Con particolare riferimento ai limiti esterni nel giudizio di ottemperanza, è stato precisato che è necessario stabilire se quel che viene in questione è il modo in cui il potere giurisdizionale di ottemperanza è stato esercitato dal giudice amministrativo, attenendo ciò ai limiti interni della giurisdizione (non sindacabili dalla Cassazione), oppure il fatto stesso che un tal potere a detto giudice non spettava; in particolare, quando l'ottemperanza sia stata invocata denunciando comportamenti elusivi del giudicato o manifestamente in contrasto con esso, afferiscono ai limiti interni della giurisdizione gli eventuali errori imputati al giudice amministrativo nell'individuazione degli effetti conformativi del giudicato medesimo, nella ricostruzione della successiva attività dell'amministrazione e nella valutazione di non conformità di questa agli obblighi derivanti dal giudicato; trattandosi, invece, dei limiti esterni di detta giurisdizione quando è posta in discussione la possibilità stessa, nella situazione data, di far ricorso alla giurisdizione di ottemperanza (Cass. S.U., n. 5058/2017, che ha anche scansionato le fasi logiche del giudizio di ottemperanza: a) interpretazione del giudicato al fine di individuare il comportamento doveroso per la pubblica amministrazione in sede di esecuzione; b) accertamento del comportamento in effetti tenuto dalla medesima amministrazione; c) valutazione della conformità del comportamento tenuto dall'amministrazione rispetto a quello imposto dal giudicato).
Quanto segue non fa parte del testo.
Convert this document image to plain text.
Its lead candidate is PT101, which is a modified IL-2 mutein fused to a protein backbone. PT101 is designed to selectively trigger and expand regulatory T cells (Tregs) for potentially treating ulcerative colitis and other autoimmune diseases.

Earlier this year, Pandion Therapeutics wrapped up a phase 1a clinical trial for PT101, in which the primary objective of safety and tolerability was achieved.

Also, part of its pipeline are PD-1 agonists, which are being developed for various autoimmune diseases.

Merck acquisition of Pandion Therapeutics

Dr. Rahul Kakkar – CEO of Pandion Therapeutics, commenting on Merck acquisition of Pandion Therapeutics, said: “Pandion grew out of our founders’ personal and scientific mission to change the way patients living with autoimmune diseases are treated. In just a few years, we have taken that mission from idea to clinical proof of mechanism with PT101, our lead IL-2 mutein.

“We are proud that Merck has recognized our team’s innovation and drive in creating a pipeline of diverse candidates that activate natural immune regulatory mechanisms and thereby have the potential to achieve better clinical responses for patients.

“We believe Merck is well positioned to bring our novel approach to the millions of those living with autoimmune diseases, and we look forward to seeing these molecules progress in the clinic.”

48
L'esecuzione davanti al giudice ordinario

L'art. 115 del Codice disciplina il formarsi del titolo esecutivo e il rilascio di estratto del provvedimento giurisdizionale con formula esecutiva.

La formula esecutiva e l'esecuzione nelle forme del c.p.c. è quindi possibile, in via alternativa all'ottemperanza, solo per i provvedimenti emessi dal giudice amministrativo che dispongono il pagamento di somme di denaro.

È stabilito che le pronunce del giudice amministrativo che costituiscono titolo esecutivo sono spedite, su richiesta di parte, in forma esecutiva e che i provvedimenti emessi dal giudice amministrativo che dispongono il pagamento di somme di denaro costituiscono titolo anche per l'esecuzione nelle forme disciplinate dal Libro III del codice di procedura civile e per l'iscrizione di ipoteca.

L'esecuzione nelle forme del c.p.c. è, quindi, prevista come alternativa rispetto al ricorso in ottemperanza, ma è limitata al pagamento di somme, e non ad altri obblighi, anche di fare, derivanti dal giudicato.

L'apposizione della formula esecutiva non è tuttavia necessari ai fini del giudizio di ottemperanza.